NotiziaGuide tecniche

Apparecchi di illuminazione a binario per soffitti di negozi e gallerie.

Ampio e moderno interno di un negozio di abbigliamento con faretti a binario che illuminano le vetrine.

In sintesi

  • L'illuminazione a binario per negozi e gallerie d'arte condivide un requisito comune: la possibilità di riposizionare gli apparecchi in base al cambiamento della merce e delle esposizioni. Tuttavia, richiedono specifiche ottiche diverse. Nei negozi si privilegia la resa cromatica e il controllo del fascio luminoso per rendere i prodotti più accattivanti; nelle gallerie, invece, la priorità è la precisione del colore, il controllo dei raggi UV e l'uniformità sulle superfici verticali.
  • L'errore più comune nelle specifiche di illuminazione a binario per negozi e gallerie è quello di utilizzare lo stesso angolo del fascio luminoso per ogni posizione dell'apparecchio. Un'esposizione a parete a 600 mm dal binario necessita di un fascio luminoso più ampio rispetto a un'esposizione a pavimento 2 metri più in basso sullo stesso binario.
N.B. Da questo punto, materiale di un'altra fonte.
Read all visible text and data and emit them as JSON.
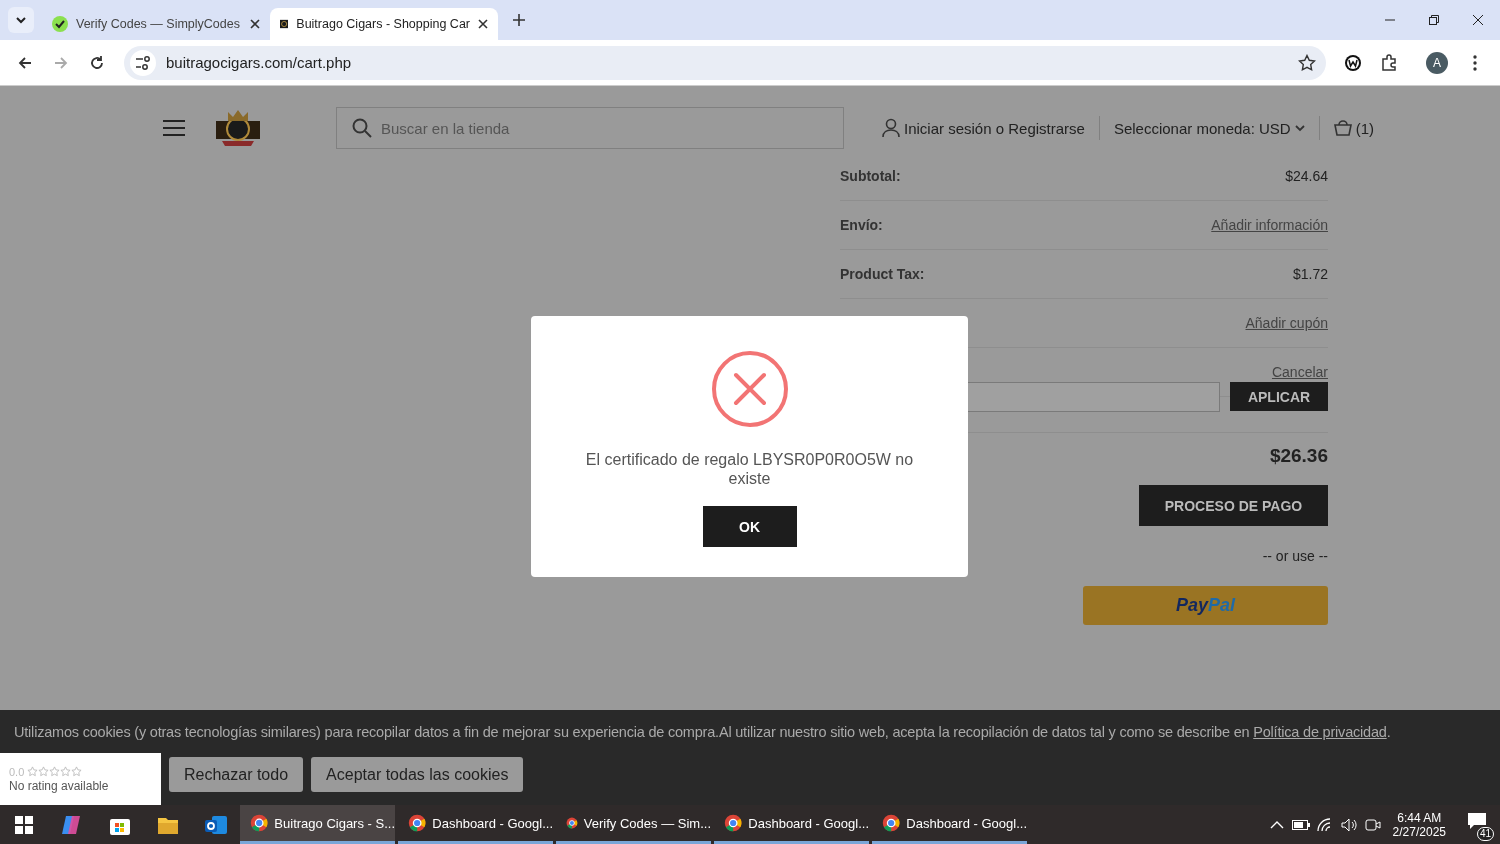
{
  "browser": {
    "tabs": [
      {
        "title": "Verify Codes — SimplyCodes",
        "selected": false,
        "kind": "green"
      },
      {
        "title": "Buitrago Cigars - Shopping Car",
        "selected": true,
        "kind": "logo"
      }
    ],
    "url": "buitragocigars.com/cart.php",
    "profile": "A"
  },
  "header": {
    "search_placeholder": "Buscar en la tienda",
    "account": "Iniciar sesión o Registrarse",
    "currency": "Seleccionar moneda: USD",
    "cart_count": "(1)"
  },
  "cart": {
    "rows": [
      {
        "kind": "value",
        "label": "Subtotal:",
        "value": "$24.64"
      },
      {
        "kind": "link",
        "label": "Envío:",
        "value": "Añadir información"
      },
      {
        "kind": "value",
        "label": "Product Tax:",
        "value": "$1.72"
      },
      {
        "kind": "link",
        "value": "Añadir cupón"
      },
      {
        "kind": "link",
        "value": "Cancelar"
      }
    ],
    "apply_button": "APLICAR",
    "total": "$26.36",
    "checkout_button": "PROCESO DE PAGO",
    "or_use": "-- or use --",
    "paypal": [
      "Pay",
      "Pal"
    ]
  },
  "modal": {
    "message": "El certificado de regalo LBYSR0P0R0O5W no existe",
    "ok_button": "OK"
  },
  "cookie_banner": {
    "text": "Utilizamos cookies (y otras tecnologías similares) para recopilar datos a fin de mejorar su experiencia de compra.Al utilizar nuestro sitio web, acepta la recopilación de datos tal y como se describe en ",
    "link": "Política de privacidad",
    "end": ".",
    "buttons": [
      "Rechazar todo",
      "Aceptar todas las cookies"
    ]
  },
  "rating_widget": {
    "score": "0.0",
    "stars": 0,
    "caption": "No rating available"
  },
  "taskbar": {
    "apps": [
      {
        "title": "Buitrago Cigars - S...",
        "selected": true
      },
      {
        "title": "Dashboard - Googl...",
        "selected": false
      },
      {
        "title": "Verify Codes — Sim...",
        "selected": false
      },
      {
        "title": "Dashboard - Googl...",
        "selected": false
      },
      {
        "title": "Dashboard - Googl...",
        "selected": false
      }
    ],
    "time": "6:44 AM",
    "date": "2/27/2025",
    "notifications": "41"
  }
}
Variare gli angoli del fascio luminoso su un singolo binario è una pratica standard, non un errore di installazione.
  • L'illuminazione a binario è la soluzione dominante per i soffitti di negozi e gallerie, poiché svincola l'infrastruttura elettrica dalla disposizione delle luci: il binario viene installato una volta e la posizione degli apparecchi cambia in base alla disposizione della merce o al calendario delle mostre.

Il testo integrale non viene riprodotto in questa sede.